Kalimat itu juga berlaku di sini – di Indonesia kita. LGBT tidak melanggar pidana dan KUHP, asalkan tidak memperlihatkannya terang terangan.
Orang Yunani dan Romawi, menyebutnya, “ngono yo ngono – ning ojo ngono”.
PESTA DJ – Menjelang dan selama penyelenggaraan Piala Dunia FIFA Festival Fan FIFA digelar di Taman Al Bidda. Saat dibuka, lebih dari 40.000 penggemar memadati arena, mengadirkan DJ klas dunia, pertunjukan kembang api dan penampilan mendebarkan dari lagu FIFA Fan Festival Tukoh Taka oleh Myriam Fares dan Maluma. Laki laki dan perempuan campur baur, “jejingkrakan”.
Pesta Fan FIFA tampil sepanjang berlangsungnya Piala Dunia 2022. Selain menampilkan layar raksasa, siaran secara langsung pertandingan bola, juga menghadirkan artis artis klas dunia, menyajikan pilihan makanan dan minuman. Program program acara lengkapnya tersedia di web FIF.
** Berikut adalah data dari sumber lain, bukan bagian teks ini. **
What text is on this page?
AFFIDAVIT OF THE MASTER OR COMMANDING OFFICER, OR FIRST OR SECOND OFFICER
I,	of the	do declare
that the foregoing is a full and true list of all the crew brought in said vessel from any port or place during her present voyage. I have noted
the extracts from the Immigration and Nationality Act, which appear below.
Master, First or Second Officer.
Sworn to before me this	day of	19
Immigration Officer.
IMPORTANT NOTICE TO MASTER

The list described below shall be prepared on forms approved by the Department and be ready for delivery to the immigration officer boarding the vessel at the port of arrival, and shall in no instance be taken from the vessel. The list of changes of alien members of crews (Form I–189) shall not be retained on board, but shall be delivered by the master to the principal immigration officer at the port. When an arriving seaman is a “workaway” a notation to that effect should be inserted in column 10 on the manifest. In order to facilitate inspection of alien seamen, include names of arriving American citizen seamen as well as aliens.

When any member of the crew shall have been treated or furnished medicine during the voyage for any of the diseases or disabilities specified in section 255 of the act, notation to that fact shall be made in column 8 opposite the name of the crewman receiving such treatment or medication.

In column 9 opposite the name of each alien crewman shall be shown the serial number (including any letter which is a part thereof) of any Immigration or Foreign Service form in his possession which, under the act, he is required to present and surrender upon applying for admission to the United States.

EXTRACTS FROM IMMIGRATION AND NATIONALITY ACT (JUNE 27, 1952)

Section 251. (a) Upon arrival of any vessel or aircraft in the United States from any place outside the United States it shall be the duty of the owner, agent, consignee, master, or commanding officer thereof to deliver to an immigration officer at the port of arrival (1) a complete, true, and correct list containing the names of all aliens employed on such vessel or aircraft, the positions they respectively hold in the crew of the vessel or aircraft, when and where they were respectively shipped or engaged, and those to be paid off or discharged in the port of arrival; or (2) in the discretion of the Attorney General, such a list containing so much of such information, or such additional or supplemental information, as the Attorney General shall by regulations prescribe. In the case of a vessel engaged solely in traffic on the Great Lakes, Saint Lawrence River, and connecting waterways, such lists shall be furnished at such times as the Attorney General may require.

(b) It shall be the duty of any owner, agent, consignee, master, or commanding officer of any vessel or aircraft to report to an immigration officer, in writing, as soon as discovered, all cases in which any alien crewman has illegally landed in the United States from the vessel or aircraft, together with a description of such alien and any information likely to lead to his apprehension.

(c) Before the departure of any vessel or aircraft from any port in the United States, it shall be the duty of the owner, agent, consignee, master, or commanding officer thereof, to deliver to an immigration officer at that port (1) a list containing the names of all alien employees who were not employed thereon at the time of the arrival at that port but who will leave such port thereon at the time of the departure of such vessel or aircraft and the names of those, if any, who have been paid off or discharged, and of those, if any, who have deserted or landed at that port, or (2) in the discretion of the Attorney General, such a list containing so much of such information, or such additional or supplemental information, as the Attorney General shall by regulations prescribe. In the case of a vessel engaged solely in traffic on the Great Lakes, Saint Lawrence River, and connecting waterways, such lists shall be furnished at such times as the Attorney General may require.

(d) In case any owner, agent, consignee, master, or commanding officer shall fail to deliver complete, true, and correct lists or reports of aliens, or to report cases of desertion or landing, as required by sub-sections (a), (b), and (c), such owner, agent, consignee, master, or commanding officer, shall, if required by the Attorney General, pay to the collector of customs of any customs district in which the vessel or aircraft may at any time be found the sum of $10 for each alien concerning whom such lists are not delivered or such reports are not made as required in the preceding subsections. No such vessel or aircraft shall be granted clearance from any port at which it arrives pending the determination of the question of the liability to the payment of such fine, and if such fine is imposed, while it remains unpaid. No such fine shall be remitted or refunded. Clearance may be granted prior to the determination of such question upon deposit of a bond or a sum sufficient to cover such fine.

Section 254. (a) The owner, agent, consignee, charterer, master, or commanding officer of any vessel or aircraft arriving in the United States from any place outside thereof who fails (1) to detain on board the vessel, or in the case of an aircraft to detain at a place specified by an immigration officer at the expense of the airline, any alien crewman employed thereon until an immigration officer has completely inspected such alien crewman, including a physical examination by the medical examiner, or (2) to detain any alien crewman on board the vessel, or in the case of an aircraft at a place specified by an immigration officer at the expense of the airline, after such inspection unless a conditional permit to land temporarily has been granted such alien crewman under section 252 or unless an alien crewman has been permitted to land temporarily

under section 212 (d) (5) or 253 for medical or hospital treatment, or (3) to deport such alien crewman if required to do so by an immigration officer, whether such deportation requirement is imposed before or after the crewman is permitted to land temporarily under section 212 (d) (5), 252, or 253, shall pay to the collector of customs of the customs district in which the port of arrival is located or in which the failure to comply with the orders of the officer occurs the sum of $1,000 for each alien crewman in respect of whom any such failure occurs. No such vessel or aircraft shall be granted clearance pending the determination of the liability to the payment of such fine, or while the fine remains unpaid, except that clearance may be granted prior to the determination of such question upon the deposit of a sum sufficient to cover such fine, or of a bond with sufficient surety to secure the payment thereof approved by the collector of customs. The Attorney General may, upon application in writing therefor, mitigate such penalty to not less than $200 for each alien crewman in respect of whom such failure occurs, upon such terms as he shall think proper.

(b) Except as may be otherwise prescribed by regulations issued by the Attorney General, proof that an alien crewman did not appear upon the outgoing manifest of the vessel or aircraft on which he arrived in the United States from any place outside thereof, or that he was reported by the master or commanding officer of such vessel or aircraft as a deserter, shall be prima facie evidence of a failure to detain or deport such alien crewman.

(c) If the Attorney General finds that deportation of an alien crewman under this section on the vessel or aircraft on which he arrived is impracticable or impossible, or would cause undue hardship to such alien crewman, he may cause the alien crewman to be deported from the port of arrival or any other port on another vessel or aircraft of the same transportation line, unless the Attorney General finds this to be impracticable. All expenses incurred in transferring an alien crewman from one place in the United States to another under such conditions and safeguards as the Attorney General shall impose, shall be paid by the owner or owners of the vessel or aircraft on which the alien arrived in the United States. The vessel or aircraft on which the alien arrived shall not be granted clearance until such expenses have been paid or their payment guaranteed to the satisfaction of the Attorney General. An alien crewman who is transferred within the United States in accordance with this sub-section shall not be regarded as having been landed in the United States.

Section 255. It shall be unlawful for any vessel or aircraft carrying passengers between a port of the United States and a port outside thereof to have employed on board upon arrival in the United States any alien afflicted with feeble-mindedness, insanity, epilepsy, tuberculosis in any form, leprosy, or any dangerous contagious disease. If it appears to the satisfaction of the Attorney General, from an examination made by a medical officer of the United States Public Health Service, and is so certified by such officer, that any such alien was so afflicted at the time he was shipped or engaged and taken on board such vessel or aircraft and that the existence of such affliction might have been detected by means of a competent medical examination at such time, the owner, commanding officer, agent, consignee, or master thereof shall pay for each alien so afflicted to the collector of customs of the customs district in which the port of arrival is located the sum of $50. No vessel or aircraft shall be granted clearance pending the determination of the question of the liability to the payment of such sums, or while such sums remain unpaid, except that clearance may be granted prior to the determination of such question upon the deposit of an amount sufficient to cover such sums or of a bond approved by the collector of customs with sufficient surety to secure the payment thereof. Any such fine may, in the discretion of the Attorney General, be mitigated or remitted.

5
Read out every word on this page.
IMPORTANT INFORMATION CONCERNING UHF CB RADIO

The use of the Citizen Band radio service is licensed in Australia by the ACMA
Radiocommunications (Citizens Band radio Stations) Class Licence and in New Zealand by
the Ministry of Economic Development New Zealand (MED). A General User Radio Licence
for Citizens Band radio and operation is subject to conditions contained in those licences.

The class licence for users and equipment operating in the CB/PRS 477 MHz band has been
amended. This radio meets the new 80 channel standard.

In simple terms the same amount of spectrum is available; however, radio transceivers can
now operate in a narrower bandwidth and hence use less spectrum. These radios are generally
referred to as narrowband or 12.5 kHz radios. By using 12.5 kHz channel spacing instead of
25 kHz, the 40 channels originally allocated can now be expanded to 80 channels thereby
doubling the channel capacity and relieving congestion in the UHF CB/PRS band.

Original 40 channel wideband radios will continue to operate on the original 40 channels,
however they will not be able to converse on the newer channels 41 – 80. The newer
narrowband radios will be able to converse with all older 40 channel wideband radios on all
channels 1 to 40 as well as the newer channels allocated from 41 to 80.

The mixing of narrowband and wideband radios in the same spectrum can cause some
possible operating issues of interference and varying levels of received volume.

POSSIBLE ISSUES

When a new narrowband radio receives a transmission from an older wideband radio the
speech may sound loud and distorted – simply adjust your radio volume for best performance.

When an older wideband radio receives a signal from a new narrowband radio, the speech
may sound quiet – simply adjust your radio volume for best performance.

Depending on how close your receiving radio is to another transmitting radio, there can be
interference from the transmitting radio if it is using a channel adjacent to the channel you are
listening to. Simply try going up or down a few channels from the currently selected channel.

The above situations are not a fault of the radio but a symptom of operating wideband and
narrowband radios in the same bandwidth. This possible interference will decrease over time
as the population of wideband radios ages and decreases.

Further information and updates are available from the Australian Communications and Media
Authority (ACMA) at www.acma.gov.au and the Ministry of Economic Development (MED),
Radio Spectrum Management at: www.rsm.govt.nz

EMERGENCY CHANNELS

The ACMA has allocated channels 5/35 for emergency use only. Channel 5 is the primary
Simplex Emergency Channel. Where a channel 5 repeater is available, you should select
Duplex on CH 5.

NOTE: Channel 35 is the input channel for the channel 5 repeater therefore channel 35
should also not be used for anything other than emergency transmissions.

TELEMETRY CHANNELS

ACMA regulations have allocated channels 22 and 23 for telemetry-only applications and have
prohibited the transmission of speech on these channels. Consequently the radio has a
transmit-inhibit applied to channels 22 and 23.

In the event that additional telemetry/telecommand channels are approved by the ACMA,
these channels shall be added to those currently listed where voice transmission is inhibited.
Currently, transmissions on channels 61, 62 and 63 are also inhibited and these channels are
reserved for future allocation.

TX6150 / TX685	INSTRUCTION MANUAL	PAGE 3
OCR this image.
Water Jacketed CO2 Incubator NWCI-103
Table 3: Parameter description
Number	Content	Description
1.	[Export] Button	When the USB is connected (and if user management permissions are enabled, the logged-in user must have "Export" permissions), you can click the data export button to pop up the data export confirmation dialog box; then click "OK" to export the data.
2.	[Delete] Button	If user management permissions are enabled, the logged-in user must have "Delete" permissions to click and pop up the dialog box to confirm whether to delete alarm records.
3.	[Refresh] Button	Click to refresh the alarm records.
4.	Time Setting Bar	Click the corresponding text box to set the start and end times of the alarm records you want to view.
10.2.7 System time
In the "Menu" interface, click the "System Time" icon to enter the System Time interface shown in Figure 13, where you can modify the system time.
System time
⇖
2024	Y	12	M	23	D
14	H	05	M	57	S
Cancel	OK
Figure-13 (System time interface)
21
Hassan AlThawadi, Sekretaris Jenderal, Supreme Committee for Delivery & Legacy, berkata: “Setiap hari selama turnamen (FIFA) berlangsung, ribuan penggemar dari seluruh dunia akan berkumpul di sini untuk bertemu dan menikmati sepak bola kelas atas – semuanya dalam suasana menakjubkan yang menampilkan Doha Corniche yang indah sebagai latar belakang.”
PIALA DUNIA 2022 di Qatar dijadwalkan berlangsung dari 20 November hingga 18 Desember mendatang. Selama 28 hari, sebelum dan sesudahnya, Qatar menjadi tuan rumah untuk lebih dari satu juta penggemar sepak bola dan 32 negara peserta dari seluruh dunia. Dan warga Qatar “dipaksa” menerima budaya sekuler, budaya global, dari komunitas sepakbola.
Di Eropa, Inggris khususnya, agama sudah ditinggalkan, karena setiap pekan warga Inggris lebih takzim menonton bola di stadion-stadion, ketimbang bersimpuh di altar gereja.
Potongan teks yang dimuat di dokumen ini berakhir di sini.